The United States won the 20th century. It became, as the journalist Henry Luce had prophesied, "the American Century."
By the end of the 1990s -- victorious in two world wars, emerging triumphant from the long, twilight struggle with the Soviet Union -- the United States had achieved a position of unrivaled strength.
As they entered the new millennium, Americans saw little reason to doubt that this era of American ascendance would continue indefinitely. They interpreted the nation's global preeminence as evidence of a providentially ordained design, unfolding according to plan. They took it for granted that the juggernaut of democratic capitalism was destined to sweep the world. That the emerging age of globalization would be compatible with American values and interests seemed certain.
Atop this new order, the United States would preside, unchallenged, secure in the knowledge of its good intentions, its republican virtues intact.
The horrific events of Sept. 11, 2001, demolished these sunny assumptions. Developments since that day -- in particular the ever-expanding dimensions of President Bush's "war on terror" -- have raised progressively more troubling questions about the implications of American primacy and the costs required to maintain it.

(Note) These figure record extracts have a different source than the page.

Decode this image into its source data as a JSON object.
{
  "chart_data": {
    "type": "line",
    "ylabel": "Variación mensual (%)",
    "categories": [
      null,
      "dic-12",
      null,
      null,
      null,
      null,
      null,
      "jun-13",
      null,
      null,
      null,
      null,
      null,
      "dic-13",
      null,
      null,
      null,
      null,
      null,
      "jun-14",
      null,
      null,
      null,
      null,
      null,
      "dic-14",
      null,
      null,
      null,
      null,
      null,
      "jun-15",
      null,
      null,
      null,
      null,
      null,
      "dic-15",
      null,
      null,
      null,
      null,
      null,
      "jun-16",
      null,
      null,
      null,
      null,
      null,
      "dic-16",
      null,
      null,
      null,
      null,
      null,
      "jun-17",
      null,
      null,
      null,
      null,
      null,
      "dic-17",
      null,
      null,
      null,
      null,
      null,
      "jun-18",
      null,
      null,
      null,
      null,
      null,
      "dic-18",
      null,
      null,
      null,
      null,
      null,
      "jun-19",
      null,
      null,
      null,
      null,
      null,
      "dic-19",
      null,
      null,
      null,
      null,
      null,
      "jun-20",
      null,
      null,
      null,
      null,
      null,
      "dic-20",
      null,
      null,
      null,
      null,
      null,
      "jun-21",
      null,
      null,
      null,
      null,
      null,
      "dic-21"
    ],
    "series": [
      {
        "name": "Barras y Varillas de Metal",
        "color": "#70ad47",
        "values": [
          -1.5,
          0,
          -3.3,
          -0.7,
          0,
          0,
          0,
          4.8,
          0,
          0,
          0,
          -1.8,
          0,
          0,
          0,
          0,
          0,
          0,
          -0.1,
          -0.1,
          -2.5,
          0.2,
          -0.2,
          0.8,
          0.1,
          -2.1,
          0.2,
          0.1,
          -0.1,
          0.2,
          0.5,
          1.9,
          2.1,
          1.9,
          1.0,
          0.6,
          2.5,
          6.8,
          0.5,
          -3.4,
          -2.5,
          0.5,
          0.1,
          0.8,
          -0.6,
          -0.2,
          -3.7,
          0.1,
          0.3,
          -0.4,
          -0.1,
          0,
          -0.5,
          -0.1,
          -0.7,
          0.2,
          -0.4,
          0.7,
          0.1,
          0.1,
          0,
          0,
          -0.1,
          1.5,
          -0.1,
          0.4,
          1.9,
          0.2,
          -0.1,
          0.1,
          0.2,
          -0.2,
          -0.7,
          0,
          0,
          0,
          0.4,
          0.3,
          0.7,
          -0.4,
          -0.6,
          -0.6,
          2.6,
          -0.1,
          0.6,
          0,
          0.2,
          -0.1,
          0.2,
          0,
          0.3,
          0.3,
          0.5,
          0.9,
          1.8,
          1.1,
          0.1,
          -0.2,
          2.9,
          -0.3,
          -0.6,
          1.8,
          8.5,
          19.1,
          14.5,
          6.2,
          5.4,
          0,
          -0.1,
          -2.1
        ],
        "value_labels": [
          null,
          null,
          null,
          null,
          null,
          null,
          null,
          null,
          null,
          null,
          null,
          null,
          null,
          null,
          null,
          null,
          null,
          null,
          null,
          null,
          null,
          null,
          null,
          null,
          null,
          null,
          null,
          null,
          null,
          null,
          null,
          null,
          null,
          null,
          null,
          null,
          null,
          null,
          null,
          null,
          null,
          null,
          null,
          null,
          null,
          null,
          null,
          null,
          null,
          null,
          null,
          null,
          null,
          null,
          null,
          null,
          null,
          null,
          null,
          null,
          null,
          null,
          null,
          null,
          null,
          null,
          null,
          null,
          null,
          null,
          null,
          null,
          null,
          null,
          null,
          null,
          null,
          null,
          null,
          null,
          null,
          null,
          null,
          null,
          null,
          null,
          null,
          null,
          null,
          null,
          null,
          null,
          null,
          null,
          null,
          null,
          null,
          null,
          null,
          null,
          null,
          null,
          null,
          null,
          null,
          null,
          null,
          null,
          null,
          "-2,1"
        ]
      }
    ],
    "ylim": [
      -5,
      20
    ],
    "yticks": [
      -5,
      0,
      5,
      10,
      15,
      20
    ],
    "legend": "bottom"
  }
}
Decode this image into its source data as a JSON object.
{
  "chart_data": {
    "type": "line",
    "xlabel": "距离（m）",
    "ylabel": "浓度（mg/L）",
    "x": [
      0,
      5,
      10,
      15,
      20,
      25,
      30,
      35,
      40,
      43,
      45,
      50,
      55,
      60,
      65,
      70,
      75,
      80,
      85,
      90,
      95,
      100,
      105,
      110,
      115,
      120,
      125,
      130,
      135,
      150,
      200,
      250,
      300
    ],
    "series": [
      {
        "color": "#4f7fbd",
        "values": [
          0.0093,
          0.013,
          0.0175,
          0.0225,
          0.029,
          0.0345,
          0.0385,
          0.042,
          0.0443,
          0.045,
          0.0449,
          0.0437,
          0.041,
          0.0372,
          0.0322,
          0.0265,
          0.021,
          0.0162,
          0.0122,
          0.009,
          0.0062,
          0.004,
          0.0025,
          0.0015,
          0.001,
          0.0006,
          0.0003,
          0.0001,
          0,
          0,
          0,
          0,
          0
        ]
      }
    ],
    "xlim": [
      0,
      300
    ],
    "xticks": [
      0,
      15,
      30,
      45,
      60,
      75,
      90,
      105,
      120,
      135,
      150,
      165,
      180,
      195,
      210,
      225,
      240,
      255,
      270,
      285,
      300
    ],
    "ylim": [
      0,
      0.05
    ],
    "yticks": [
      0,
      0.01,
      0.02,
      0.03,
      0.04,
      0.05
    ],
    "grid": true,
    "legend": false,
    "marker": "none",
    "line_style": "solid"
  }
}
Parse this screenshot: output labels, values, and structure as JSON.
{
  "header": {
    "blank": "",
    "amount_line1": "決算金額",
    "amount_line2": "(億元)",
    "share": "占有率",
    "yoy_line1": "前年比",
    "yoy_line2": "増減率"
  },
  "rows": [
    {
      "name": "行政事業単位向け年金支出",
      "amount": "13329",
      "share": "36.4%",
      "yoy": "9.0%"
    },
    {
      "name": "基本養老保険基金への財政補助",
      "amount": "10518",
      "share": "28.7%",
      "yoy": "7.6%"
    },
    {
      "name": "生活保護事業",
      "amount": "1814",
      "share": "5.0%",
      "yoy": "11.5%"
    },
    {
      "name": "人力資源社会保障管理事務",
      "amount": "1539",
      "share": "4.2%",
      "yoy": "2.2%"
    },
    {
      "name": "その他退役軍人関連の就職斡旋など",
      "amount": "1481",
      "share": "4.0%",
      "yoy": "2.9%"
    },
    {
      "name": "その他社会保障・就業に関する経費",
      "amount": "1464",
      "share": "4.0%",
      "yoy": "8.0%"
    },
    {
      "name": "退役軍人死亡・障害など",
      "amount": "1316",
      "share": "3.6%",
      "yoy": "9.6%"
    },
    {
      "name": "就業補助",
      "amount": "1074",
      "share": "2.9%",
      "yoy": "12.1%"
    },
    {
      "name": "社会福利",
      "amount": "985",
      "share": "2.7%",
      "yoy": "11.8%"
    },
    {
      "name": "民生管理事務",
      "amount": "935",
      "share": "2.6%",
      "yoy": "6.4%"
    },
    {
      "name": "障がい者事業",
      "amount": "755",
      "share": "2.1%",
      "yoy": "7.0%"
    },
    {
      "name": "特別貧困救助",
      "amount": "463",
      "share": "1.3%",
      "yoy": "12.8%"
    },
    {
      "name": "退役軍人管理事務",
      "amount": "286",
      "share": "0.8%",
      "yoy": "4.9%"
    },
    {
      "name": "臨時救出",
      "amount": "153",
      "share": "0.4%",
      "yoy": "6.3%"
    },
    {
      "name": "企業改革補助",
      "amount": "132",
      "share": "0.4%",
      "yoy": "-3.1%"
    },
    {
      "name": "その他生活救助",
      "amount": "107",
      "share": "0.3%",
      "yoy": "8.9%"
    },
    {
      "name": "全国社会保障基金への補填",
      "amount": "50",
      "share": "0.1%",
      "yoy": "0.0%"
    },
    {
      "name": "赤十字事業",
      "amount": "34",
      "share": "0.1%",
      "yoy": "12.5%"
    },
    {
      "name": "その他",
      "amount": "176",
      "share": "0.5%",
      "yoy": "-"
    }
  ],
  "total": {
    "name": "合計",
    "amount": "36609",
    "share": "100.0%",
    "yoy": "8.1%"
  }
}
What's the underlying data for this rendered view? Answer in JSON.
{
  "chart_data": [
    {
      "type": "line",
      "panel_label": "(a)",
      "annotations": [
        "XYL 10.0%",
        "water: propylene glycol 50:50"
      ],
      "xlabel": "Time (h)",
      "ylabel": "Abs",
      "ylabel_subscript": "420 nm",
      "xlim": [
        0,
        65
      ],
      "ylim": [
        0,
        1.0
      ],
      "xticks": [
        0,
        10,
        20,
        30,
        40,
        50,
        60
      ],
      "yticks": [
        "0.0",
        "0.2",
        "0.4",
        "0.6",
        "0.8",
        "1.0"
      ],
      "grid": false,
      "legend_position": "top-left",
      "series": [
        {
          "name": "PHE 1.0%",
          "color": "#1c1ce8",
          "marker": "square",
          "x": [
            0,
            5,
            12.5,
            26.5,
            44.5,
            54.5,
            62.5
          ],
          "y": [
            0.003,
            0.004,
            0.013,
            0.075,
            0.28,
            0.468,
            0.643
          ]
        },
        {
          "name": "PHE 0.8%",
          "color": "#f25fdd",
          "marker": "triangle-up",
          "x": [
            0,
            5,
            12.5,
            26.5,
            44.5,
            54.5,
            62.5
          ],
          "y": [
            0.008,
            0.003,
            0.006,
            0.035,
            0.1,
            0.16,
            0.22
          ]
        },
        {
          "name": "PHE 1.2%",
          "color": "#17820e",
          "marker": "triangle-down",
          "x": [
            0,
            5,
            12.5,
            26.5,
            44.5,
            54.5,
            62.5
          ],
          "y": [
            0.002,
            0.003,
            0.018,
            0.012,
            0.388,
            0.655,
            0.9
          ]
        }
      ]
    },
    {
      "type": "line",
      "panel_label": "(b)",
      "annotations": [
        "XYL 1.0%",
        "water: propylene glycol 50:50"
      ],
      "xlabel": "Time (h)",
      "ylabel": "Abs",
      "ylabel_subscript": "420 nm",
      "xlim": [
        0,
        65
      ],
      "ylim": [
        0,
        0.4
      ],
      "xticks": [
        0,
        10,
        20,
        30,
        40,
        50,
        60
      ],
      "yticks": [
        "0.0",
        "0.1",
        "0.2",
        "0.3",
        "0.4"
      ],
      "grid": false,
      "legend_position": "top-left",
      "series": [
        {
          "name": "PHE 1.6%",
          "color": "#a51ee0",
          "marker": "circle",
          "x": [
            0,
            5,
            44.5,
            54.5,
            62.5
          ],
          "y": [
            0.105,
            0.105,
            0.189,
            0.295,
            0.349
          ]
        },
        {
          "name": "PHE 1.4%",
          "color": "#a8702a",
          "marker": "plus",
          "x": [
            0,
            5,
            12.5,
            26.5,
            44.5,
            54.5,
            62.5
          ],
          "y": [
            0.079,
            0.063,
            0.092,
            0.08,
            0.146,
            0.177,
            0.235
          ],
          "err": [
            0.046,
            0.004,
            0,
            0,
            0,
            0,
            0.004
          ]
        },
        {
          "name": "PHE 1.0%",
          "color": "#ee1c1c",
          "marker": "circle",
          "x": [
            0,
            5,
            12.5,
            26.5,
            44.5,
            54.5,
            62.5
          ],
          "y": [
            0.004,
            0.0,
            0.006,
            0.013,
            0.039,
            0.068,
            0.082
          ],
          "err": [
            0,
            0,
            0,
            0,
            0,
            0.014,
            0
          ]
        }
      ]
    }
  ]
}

In this regard, the effort underway to overthrow Saddam Hussein marks a decisive turn. This war should finally clear away the underbrush of myth, obfuscation and willful denial thus far preventing Americans from seeing the momentous changes, now well advanced, in their own thinking about military power and the use of force.
Disclaimers issued by the White House notwithstanding, this war has not been thrust upon us. We have chosen it. That choice -- made by Bush but endorsed by both houses of Congress and supported by the majority of the American people -- reveals much.
By going to war out of a concern for what Hussein might do in the future, the United States has embraced a doctrine of preventive war. By initiating hostilities without explicit United Nations sanction and despite fierce opposition abroad, it has shown that when it comes to using force, the world's sole superpower insists upon absolute freedom of action. Coming 12 years after a prior war with Iraq inaugurated an outburst of U.S. military activism -- with Somalia, Haiti, Bosnia, Kosovo and Afghanistan being just a few of the highlights -- this latest intervention makes one point unmistakably clear: The United States no longer views force as something to be used reluctantly or as a last resort.